I am trying to replicate my existing spark pipeline in DLT.
I am not able to achieve desired result using DLT .
Current pipeline :
source set up : CSV file ingested in bronze using SCP
frequency : monthly
bronze dir : /cntdlt/bronze/emp/year=2022 /month=1
silver : read bronze and perform some transformation and write in silver with same partition column
val df =spark.read.option(...).csv(s"{basepath}/year=${year}/month=${month}").withColumn("some logic","")
spark.sql(s"CREATE DATABASE IF NOT EXISTS $dbName")
spark.conf.set("spark.sql.sources.partitionOverwriteMode","dynamic")
val partitions= List("year","month" )
df.write.partitionBy(partitions:_*)
.mode(saveMode)
.option("path", silverpath)
.saveAsTable(s"${dbName}.${tableName}")
spark.sql(s"msck repair table $dbName.$tableName")
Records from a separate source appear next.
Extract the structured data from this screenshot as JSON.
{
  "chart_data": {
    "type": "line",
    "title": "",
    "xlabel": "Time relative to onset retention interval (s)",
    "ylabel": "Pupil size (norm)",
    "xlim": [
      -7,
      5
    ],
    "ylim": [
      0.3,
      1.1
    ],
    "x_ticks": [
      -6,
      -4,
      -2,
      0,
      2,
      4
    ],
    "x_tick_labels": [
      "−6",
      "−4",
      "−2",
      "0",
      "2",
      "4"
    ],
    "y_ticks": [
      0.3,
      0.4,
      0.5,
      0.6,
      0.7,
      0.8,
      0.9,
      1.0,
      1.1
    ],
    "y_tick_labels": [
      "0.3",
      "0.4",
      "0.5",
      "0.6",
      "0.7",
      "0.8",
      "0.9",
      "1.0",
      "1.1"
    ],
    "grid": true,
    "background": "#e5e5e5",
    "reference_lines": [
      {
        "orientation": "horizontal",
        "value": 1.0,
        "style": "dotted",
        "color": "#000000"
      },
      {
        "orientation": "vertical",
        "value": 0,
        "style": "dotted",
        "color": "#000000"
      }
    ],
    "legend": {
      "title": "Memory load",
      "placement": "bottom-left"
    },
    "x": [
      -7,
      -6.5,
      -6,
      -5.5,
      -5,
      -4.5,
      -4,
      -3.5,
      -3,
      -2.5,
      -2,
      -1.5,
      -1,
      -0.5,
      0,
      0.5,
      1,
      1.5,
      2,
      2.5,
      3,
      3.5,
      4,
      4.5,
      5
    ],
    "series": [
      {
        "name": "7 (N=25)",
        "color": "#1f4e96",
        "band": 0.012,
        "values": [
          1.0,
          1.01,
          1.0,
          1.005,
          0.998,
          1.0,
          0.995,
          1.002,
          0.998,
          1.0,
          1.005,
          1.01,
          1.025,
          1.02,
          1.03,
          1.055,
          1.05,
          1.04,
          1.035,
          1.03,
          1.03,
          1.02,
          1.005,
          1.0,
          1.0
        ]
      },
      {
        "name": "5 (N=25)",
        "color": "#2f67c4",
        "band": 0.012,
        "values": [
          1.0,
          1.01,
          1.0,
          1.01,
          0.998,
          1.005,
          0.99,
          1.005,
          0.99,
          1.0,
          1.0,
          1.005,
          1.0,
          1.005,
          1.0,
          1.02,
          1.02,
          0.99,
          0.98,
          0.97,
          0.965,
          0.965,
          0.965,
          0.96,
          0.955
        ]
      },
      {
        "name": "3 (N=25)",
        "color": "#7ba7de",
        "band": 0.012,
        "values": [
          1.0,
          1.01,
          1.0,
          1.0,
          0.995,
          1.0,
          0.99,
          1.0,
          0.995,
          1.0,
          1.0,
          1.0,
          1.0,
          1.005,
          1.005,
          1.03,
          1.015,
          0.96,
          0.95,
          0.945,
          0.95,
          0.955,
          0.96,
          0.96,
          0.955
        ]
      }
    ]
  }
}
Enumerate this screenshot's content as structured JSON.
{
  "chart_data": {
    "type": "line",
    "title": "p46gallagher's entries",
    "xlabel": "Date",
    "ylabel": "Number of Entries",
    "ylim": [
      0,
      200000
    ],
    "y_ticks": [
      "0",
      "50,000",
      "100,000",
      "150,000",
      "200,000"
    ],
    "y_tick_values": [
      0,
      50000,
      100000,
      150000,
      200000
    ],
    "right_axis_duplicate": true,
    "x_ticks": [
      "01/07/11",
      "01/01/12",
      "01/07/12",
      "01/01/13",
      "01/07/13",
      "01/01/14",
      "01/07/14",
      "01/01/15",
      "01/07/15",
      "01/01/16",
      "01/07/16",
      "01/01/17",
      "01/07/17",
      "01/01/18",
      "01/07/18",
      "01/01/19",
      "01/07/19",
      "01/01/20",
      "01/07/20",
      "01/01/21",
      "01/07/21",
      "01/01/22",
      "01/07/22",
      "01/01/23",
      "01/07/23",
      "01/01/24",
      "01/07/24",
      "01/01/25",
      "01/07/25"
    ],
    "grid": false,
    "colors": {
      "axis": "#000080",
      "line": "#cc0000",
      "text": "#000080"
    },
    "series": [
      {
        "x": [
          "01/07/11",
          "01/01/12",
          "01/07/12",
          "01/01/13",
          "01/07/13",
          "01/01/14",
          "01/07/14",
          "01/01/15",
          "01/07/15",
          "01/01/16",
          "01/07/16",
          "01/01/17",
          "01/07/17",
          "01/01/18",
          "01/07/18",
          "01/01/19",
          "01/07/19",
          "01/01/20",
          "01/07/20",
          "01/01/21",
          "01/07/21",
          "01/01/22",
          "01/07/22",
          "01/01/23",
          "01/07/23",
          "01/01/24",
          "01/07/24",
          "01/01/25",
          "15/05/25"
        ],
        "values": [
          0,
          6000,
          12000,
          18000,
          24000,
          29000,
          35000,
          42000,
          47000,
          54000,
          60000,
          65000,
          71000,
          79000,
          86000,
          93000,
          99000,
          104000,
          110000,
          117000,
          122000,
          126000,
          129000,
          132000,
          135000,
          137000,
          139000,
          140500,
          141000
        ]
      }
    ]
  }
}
Scenario: consider some source data issue if i want to reload data for some previous month in my spark pipleine set up i just run the job for specific year and month value (provided by airlfow)
and because of spark.conf.set("spark.sql.sources.partitionOverwriteMode","dynamic")
it update the data in partition under processing .
I am trying to achieve similar set up using DLT pipeline .
DLT Setup
import dlt
from pyspark.sql.functions import *
from pyspark.sql.types import *
from datetime import date
from pyspark.sql import functions as F
schema='id int, \
date date,\
salary int,\
city string,\
name string,\
age int, \
year int, \
month int'
@dlt.create_table(
comment="The raw employee, ingested from /databricks-datasets.",
table_properties={
"diggibyte_emp.quality": "bronze",
"pipelines.autoOptimize.managed": "true",
"delta.appendOnly":"false"
}
)
def t_emp_raw():
return (
spark.readStream.format("cloudFiles")
.option('cloudFiles.format', 'json')
.option("partitionColumns", "year,month")
.option('cloudFiles.allowOverwrites', 'true')
.schema(schema)
.load( '/mnt/cntdlt/bronze/emp/')
)
@dlt.create_table(
comment="The cleaned emp reocrd with partitioned by year, month",
partition_cols = ["year", "month"],
table_properties={
"diggibyte_emp.quality": "silver",
"pipelines.autoOptimize.managed": "true",
"delta.appendOnly":"false"
}
)
def t_emp_silver():
return (
dlt.readStream("t_emp_raw")
.withColumn("load_date",current_date())
)
pipeline conf
{
"id": "8496fc69-5ee3-4d61-9db5-47a38f130785",
"clusters": [
{
"label": "default",
"num_workers": 1
}
],
"development": true,
"continuous": false,
"channel": "CURRENT",
"edition": "ADVANCED",
"photon": false,
"libraries": [
{
"notebook": {
"path": "/demo/notebook_employe"
}
}
],
"name": "monthly_load_employe",
"storage": "dbfs:/pipelines/8496fc69-5ee3-4d61-9db5-47a38f130785",
"target": "org"
}
DLT pipeline :
I have run the pipeline when bronze is having only 1 partition.
/cntdlt/bronze/emp/year=2022 /month=1 [consist 10 record ]
result in
t_emp_raw for partition year=2022 /month=1 = 10 records
t_empl_silver for partition year=2022 /month=1 = 10 records
Added data in bronze source
/cntdlt/bronze/emp/year=2022 /month=2 [consist 10 records ]
result
t_emp_raw for partition year=2022 /month=2 = 10 records
t_empl_silver for partition year=2022 /month=2 = 10 records
Now consider ,source has send updated data for 1 month then
my partition on 01 need to be update and overwritten
/cntdlt/bronze/emp/year=2022 /month=1 [consist 5 records ]
expected result
t_emp_raw for partition year=2022 /month=1/ : 5 records
t_empl_silver for partition year=2022 /month=1 / : 5 records
Actual result
t_emp_raw for partition year=2022 /month=1/ : 15 records
t_empl_silver for partition year=2022 /month=1/ :15 records
How can i achieve the overwriting of partition when it is updated?